As the following attests, I was in the vanguard of those deriding and criticizing the Norwegian Nobel Committee for awarding President Obama the 2009 Nobel Peace Prize:
You’d be hard-pressed to find a more ardent and hopeful supporter of President Barack Obama than me. But I think this award is … well … a bit much.
For no matter the rationalization, there’s no denying that the Nobel Committee awarded it – just nine months into his presidency – not for what he has done, but for who he is.
‘Only very rarely has a person to the same extent as Obama captured the world’s attention and given its people hope for a better future… [He has ushered in] a change in the international climate.’ (The Norwegian Nobel Committee)
Indeed, the irony is not lost on me that the committee awarded him not for doing anything to prevent climate change, but for changing the climate with what amounts to hot air…
Which brings me to this final word about the Norwegian cabal behind the Nobel Prize: It is naïve to think that politics do not govern its purportedly merit-based selections.

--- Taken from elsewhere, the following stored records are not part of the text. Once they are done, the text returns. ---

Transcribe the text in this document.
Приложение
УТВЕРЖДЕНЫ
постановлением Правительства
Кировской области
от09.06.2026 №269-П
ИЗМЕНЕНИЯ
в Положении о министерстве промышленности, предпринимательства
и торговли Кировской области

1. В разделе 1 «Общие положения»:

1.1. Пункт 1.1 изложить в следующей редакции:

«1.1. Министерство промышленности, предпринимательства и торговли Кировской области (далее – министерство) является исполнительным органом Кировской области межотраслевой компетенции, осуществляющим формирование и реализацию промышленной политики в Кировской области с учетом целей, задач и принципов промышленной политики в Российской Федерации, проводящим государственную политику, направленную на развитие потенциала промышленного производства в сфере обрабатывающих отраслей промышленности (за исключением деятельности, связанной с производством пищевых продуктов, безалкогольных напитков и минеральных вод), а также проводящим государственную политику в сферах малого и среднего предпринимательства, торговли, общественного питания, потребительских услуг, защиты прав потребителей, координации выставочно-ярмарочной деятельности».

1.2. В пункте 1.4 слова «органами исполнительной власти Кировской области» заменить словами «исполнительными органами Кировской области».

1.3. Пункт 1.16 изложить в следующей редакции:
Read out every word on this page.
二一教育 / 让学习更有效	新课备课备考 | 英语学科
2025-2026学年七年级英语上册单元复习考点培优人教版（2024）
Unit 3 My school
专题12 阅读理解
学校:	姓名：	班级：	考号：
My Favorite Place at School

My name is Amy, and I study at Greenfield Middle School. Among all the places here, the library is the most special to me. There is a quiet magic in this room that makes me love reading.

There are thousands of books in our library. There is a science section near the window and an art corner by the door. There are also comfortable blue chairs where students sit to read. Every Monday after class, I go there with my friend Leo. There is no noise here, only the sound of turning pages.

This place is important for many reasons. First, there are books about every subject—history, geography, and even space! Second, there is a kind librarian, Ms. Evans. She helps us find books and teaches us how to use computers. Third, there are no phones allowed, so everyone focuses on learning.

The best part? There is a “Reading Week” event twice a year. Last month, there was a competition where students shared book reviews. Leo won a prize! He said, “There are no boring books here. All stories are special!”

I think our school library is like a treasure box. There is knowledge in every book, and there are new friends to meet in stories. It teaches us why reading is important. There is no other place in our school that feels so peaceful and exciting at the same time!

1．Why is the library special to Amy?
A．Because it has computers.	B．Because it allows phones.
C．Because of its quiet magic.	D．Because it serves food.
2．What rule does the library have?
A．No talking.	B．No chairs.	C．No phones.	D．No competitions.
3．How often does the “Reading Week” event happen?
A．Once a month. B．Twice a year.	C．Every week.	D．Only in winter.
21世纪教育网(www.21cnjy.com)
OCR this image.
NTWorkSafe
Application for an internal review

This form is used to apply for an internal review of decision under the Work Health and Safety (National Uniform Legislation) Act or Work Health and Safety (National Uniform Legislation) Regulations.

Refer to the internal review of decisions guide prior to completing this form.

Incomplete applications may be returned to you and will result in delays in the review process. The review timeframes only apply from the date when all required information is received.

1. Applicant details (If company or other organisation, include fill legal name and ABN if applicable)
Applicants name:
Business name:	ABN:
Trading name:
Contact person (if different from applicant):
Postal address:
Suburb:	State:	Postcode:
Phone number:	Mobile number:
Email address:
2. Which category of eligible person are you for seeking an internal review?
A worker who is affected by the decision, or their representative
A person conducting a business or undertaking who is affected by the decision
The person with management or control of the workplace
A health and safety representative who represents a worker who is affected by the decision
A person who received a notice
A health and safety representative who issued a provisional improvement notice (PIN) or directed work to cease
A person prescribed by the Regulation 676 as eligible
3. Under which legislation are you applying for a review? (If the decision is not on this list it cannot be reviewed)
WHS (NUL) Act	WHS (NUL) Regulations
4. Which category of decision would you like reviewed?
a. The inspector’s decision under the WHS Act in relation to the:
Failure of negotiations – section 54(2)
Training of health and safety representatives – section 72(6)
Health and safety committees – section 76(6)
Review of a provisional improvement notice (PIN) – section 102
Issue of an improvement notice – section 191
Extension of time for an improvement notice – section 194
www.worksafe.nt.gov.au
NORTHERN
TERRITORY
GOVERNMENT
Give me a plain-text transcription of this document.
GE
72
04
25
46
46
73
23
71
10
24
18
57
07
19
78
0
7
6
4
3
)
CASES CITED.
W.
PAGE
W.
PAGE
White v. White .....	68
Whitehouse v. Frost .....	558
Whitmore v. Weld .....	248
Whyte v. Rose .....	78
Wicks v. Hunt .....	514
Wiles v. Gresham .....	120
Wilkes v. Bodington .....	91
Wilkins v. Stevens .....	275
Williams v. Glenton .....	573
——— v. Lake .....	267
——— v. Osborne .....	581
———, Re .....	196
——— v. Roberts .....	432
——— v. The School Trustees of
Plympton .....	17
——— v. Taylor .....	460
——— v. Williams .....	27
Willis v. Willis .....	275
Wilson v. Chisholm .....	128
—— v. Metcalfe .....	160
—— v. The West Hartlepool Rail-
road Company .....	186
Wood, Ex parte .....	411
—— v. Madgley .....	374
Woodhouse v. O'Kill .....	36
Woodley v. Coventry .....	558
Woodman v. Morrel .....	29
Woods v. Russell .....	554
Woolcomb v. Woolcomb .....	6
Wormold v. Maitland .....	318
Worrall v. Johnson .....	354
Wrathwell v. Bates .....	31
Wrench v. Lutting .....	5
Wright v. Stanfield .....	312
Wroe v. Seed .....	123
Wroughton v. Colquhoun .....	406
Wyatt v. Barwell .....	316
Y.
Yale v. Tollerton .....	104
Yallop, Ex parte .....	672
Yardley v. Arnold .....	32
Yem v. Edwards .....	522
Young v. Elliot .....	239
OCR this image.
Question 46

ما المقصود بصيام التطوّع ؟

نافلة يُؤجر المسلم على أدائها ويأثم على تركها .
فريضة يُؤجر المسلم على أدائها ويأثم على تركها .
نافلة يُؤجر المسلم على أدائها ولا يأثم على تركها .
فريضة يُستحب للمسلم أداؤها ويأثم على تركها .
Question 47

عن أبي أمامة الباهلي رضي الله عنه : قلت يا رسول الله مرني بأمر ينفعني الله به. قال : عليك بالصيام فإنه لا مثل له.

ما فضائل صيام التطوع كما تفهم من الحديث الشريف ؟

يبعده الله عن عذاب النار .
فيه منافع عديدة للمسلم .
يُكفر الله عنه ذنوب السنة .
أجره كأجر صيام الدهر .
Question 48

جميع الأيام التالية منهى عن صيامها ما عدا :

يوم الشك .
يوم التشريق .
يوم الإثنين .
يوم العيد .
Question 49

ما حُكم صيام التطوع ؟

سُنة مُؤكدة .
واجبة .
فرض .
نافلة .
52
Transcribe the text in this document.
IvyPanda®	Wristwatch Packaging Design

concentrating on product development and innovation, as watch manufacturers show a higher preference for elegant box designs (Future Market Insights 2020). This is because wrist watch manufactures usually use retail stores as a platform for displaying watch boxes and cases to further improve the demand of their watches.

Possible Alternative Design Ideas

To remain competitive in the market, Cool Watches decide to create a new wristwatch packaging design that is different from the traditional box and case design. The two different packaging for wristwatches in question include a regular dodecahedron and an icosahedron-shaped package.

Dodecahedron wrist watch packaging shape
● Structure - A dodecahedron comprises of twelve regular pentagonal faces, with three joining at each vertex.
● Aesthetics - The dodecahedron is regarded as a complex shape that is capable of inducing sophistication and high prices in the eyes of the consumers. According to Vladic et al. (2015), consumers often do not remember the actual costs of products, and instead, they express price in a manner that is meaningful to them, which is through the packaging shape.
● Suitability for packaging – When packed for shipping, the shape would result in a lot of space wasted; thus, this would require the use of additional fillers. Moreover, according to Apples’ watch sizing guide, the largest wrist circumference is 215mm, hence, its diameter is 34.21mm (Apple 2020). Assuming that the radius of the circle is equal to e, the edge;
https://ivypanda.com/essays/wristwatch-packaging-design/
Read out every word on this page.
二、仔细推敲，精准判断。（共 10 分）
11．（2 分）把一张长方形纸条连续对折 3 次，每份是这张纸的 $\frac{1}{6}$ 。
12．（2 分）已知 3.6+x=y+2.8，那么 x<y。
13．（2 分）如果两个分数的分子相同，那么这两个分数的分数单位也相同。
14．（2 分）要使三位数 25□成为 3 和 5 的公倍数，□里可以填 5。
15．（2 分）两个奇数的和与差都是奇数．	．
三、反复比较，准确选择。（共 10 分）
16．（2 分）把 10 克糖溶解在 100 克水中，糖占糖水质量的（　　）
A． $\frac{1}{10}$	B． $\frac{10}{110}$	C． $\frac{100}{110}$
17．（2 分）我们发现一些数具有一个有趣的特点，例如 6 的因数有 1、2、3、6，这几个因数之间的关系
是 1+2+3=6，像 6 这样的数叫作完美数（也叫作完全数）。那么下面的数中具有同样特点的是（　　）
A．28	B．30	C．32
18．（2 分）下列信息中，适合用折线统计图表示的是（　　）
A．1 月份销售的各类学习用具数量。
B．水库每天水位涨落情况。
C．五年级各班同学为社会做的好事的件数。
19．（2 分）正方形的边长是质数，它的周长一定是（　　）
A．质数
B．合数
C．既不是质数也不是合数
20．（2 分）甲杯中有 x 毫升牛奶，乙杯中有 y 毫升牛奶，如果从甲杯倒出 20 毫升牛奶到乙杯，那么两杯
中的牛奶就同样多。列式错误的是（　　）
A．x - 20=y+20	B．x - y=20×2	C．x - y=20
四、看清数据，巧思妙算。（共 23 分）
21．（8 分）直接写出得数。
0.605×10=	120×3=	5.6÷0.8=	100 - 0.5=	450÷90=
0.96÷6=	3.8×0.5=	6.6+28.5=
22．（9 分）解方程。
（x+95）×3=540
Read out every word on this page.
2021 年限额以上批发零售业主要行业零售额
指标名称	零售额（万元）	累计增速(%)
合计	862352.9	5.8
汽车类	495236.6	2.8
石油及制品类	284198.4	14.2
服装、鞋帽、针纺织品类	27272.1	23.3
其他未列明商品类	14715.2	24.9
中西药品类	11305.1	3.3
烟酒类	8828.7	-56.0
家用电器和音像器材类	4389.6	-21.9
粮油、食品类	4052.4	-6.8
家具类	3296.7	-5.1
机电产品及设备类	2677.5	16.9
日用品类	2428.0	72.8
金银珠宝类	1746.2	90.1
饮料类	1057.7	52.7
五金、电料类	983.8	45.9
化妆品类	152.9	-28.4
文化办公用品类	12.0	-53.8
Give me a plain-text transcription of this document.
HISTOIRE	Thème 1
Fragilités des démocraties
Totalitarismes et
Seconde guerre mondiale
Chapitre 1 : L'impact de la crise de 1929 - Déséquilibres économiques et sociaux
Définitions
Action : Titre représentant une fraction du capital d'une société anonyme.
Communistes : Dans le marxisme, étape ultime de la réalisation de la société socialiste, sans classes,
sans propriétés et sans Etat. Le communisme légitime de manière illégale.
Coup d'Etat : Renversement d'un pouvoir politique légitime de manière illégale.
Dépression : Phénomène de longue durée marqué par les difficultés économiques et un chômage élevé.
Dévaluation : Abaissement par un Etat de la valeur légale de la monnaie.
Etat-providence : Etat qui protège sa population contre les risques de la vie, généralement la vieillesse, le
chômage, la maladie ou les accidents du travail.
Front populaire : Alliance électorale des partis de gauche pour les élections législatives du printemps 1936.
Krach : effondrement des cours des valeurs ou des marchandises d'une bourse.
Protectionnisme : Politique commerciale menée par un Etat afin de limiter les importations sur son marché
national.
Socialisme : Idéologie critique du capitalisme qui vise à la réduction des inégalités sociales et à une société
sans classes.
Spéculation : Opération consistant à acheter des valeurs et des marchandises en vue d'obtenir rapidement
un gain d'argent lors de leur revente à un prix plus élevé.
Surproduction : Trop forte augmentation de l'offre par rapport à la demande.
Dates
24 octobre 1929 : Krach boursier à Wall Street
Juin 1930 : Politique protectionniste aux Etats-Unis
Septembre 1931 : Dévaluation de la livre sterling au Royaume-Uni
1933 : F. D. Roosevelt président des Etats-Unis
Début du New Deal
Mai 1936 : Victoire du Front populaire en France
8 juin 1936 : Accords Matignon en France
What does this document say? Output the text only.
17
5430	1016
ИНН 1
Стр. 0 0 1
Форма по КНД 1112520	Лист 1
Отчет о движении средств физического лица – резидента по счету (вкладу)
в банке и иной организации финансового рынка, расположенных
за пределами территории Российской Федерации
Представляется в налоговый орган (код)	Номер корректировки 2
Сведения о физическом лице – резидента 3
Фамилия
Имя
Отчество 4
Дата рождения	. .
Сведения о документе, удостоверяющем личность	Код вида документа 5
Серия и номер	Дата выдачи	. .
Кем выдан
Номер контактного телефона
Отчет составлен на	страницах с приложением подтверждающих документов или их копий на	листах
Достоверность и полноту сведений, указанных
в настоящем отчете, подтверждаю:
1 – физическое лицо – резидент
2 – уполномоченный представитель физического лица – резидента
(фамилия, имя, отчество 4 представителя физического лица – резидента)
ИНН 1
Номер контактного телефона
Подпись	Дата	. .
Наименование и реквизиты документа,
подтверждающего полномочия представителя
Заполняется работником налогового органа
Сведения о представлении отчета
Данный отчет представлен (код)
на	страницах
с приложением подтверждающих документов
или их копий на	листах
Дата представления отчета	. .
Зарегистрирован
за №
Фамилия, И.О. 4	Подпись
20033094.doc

(“Obama Awarded (Affirmative Action) Nobel Peace Prize,” The iPINIONS Journal, October 10, 2009)
Therefore, I was relieved when I read yesterday that no less a person than Obama himself was deriding and criticizing the Committee behind closed doors at the White House. For here’s how The Associated Press reported on the way Rahm Emanuel, his then chief of staff, poured scorn on the Norwegians for raining on Obama’s historic parade up 1600 Pennsylvania Avenue with what could only be described as a Nobel PR stunt:
A senior Norwegian diplomat says his country’s former ambassador to the United States was given a verbal lashing by Barack Obama’s chief of staff when the president was awarded the Nobel Peace Prize in 2009.
Morten Wetland said Thursday the ambassador, Wegger Stroemmen, was approached by Rahm Emanuel, now Chicago’s mayor, who accused Norway of ‘fawning’ to the newly elected U.S. leader.
Of course, anyone who knows Rahm’s consigliore style knows that “fawning” was not the only f-word he used. More importantly, though, the way he reportedly laid into that Norwegian ambassador debunks the prevailing view that the congenitally self-possessed Obama was exhibiting false modesty (or blowing more hot air) when he reacted to news of his Nobel Peace Prize as follows:
To be honest, I do not feel that I deserve to be in the company of so many of the transformative figures who have been honored by this prize.
(New York Times, October 9, 2009)
Never mind the truly humbling fact that Obama has done little over the past five years to be any more deserving today than he was back then; or that, instead dispatching Rahm to berate the Norwegians, he could have refused to accept the prize.
If he had done so, he would have imbued his presidency with the kind of moral authority even the pope would envy and placed himself in the more admirable company of just two, arguably even more transformative figures, who refused to accept (of their own volition): North Vietnamese negotiator Lu Duc Tho – who exposed the vaingloriousness of men like U.S. secretary of state Henry Kissinger, Palestinian leader Yassar Arafat, Israeli prime minister Yitzhak Rabin by refusing to accept a prize for negotiating a peace that had yet to materialize; and French writer John-Paul Sartre – who dismissed the prize as a self-righteous imprimatur that would undermine the integrity of his writing.